The owners of the company Beachbody, which sells the popular P90X workout videos, are in Washington DC lobbying for the government to shut down a Chinese piracy scam.
Seattle – You have probably seen the late night infomercials for P90X, an intense three month home workout plan. It promises results in 90 days, with a 13 DVD set, nutritional guide and workout calendar.
Q13 FOX News reporter Dana Rebik wanted to get in shape after having her baby late last year and decided to go online and buy the DVD’s. On the “Beachbody” website, the company that produces P90X, it sells for around $119 plus $19 shipping. Dana found another website, “P90Xpopular.com” promising all the same DVD’s and fitness guides for $53.99.

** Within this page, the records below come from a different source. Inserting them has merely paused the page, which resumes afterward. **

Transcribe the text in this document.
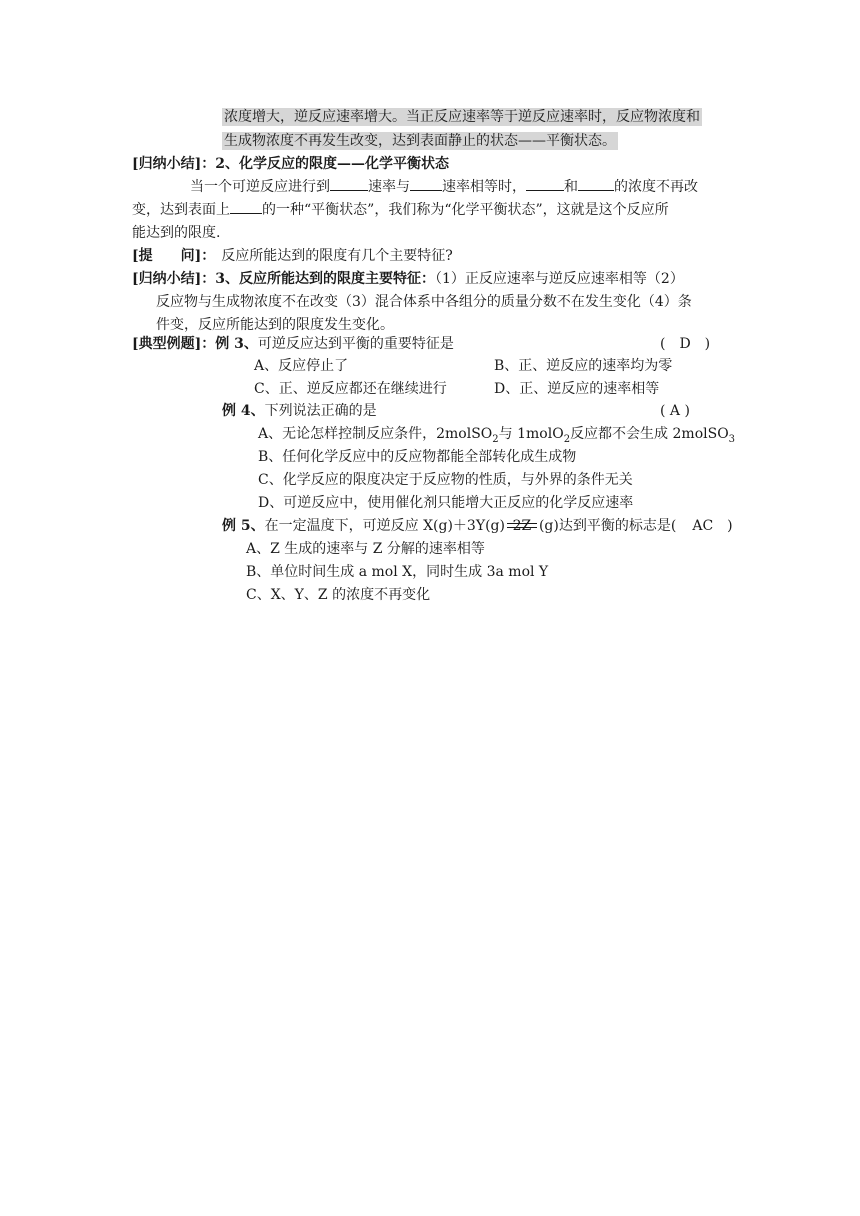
浓度增大，逆反应速率增大。当正反应速率等于逆反应速率时，反应物浓度和
生成物浓度不再发生改变，达到表面静止的状态——平衡状态。
[归纳小结]：2、化学反应的限度——化学平衡状态
当一个可逆反应进行到	速率与 速率相等时，	和	的浓度不再改
变，达到表面上 的一种“平衡状态”，我们称为“化学平衡状态”，这就是这个反应所
能达到的限度.
[提　　问]： 反应所能达到的限度有几个主要特征?
[归纳小结]：3、反应所能达到的限度主要特征：（1）正反应速率与逆反应速率相等（2）
反应物与生成物浓度不在改变（3）混合体系中各组分的质量分数不在发生变化（4）条
件变，反应所能达到的限度发生变化。
[典型例题]：例 3、可逆反应达到平衡的重要特征是	(　D　)
A、反应停止了	B、正、逆反应的速率均为零
C、正、逆反应都还在继续进行	D、正、逆反应的速率相等
例 4、下列说法正确的是	( A )
A、无论怎样控制反应条件，2molSO$_2$与 1molO$_2$反应都不会生成 2molSO$_3$
B、任何化学反应中的反应物都能全部转化成生成物
C、化学反应的限度决定于反应物的性质，与外界的条件无关
D、可逆反应中，使用催化剂只能增大正反应的化学反应速率
例 5、在一定温度下，可逆反应 X(g)＋3Y(g) 2Z (g)达到平衡的标志是( AC )
A、Z 生成的速率与 Z 分解的速率相等
B、单位时间生成 a mol X，同时生成 3a mol Y
C、X、Y、Z 的浓度不再变化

The website looks legitimate so Dana entered her credit card number and placed the order. When she never got the DVD’s she tried to get a hold of customer service. There was no phone number to call, only the option to send an email. She did get a response, telling her to enter the order number on a website called “Worldwide Express Mail Service” out of China. That didn’t work.

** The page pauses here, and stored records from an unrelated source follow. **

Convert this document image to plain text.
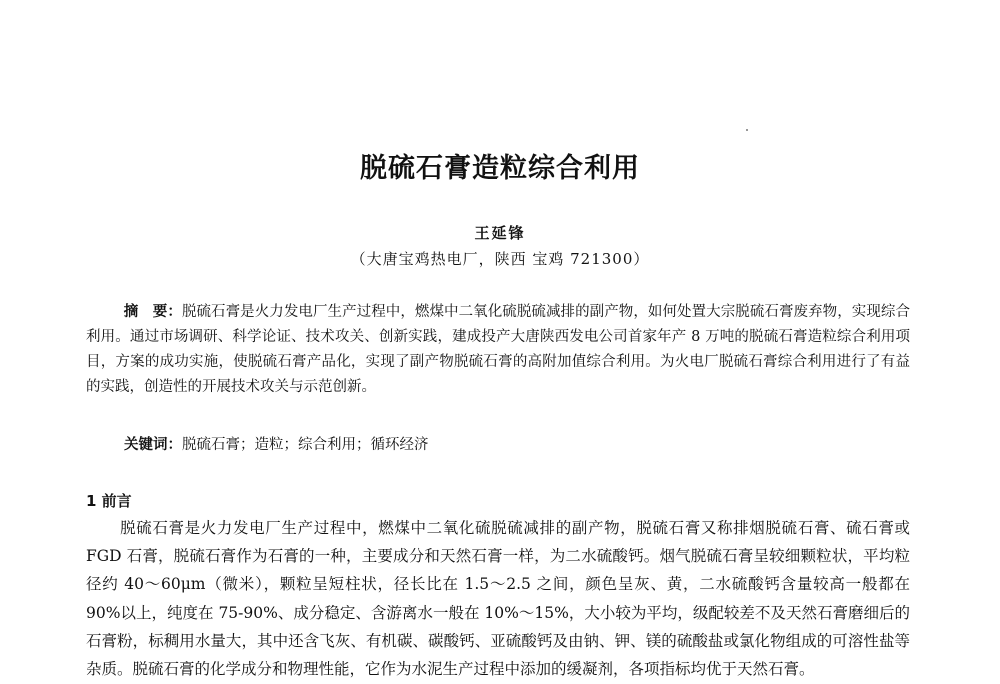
脱硫石膏造粒综合利用
王延锋
（大唐宝鸡热电厂，陕西 宝鸡 721300）
摘　要：脱硫石膏是火力发电厂生产过程中，燃煤中二氧化硫脱硫减排的副产物，如何处置大宗脱硫石膏废弃物，实现综合利用。通过市场调研、科学论证、技术攻关、创新实践，建成投产大唐陕西发电公司首家年产 8 万吨的脱硫石膏造粒综合利用项目，方案的成功实施，使脱硫石膏产品化，实现了副产物脱硫石膏的高附加值综合利用。为火电厂脱硫石膏综合利用进行了有益的实践，创造性的开展技术攻关与示范创新。
关键词：脱硫石膏；造粒；综合利用；循环经济
1 前言
脱硫石膏是火力发电厂生产过程中，燃煤中二氧化硫脱硫减排的副产物，脱硫石膏又称排烟脱硫石膏、硫石膏或 FGD 石膏，脱硫石膏作为石膏的一种，主要成分和天然石膏一样，为二水硫酸钙。烟气脱硫石膏呈较细颗粒状，平均粒径约 40～60μm（微米），颗粒呈短柱状，径长比在 1.5～2.5 之间，颜色呈灰、黄，二水硫酸钙含量较高一般都在 90%以上，纯度在 75-90%、成分稳定、含游离水一般在 10%～15%，大小较为平均，级配较差不及天然石膏磨细后的石膏粉，标稠用水量大，其中还含飞灰、有机碳、碳酸钙、亚硫酸钙及由钠、钾、镁的硫酸盐或氯化物组成的可溶性盐等杂质。脱硫石膏的化学成分和物理性能，它作为水泥生产过程中添加的缓凝剂，各项指标均优于天然石膏。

Dana’s credit card did get charged by a company called BJLZE Ltd., a shoe store in Shenzhen, China.
“Websites that come up in China and former Soviet countries are rampant and we literally take out hundreds of websites every single week and unfortunately hundreds of new ones pop up,” says Jonathan Gelfand, senior VP of business development for Beachbody.
Gelfand says the P90X piracy problem is so bad he is in Washington DC this week working with Congress and the Chinese government to shut these sites down.
“We want significant jail time and financial penalties to really let people know there is a price to pay if you get caught doing piracy,” says Gelfand.
Gelfand says many times when the fake sites send DVD’s, they either don’t work or are discs that when inserted into a computer will steal personal information like bank passwords. Gelfand says many times the people running the piracy scams are criminals and/or terrorists.
Dana ended up ordering P90X again on the real Beachbody website. Her bank refunded her money.
The Better Business Bureau of Washington says it hasn’t heard of this particular scam but did check out the fake website for us and here is some feedback:
1. In their rules and regulations, there are many grammatical and spelling errors. This is common for over-sea transactions; meaning, you’re most likely dealing with a company located outside the US.
2. They have no rules and/or guarantees that are explained in detail on the product you receive or intend to receive. Instead, they use words like “usually”.
3. There is no contact information. You must submit your contact information for them to contact you.
4. Their URL is not a “https://” URL. The difference between ‘http’ and ‘https’ is the ‘s’ which means ‘secured’. The same rules apply to the yellow lock boxes you see in the bottom left/right hand corners of websites that take personal information.
5. I can’t find anything on a return policy or cancellation policy; only information about what they deny as returned products.
6) Sites like www.ripoffreport.com give consumers a sense of what to expect from businesses, etc. Take it for what it is. Please remember that anyone can post anything on this site, so what you read may or may not be accurate.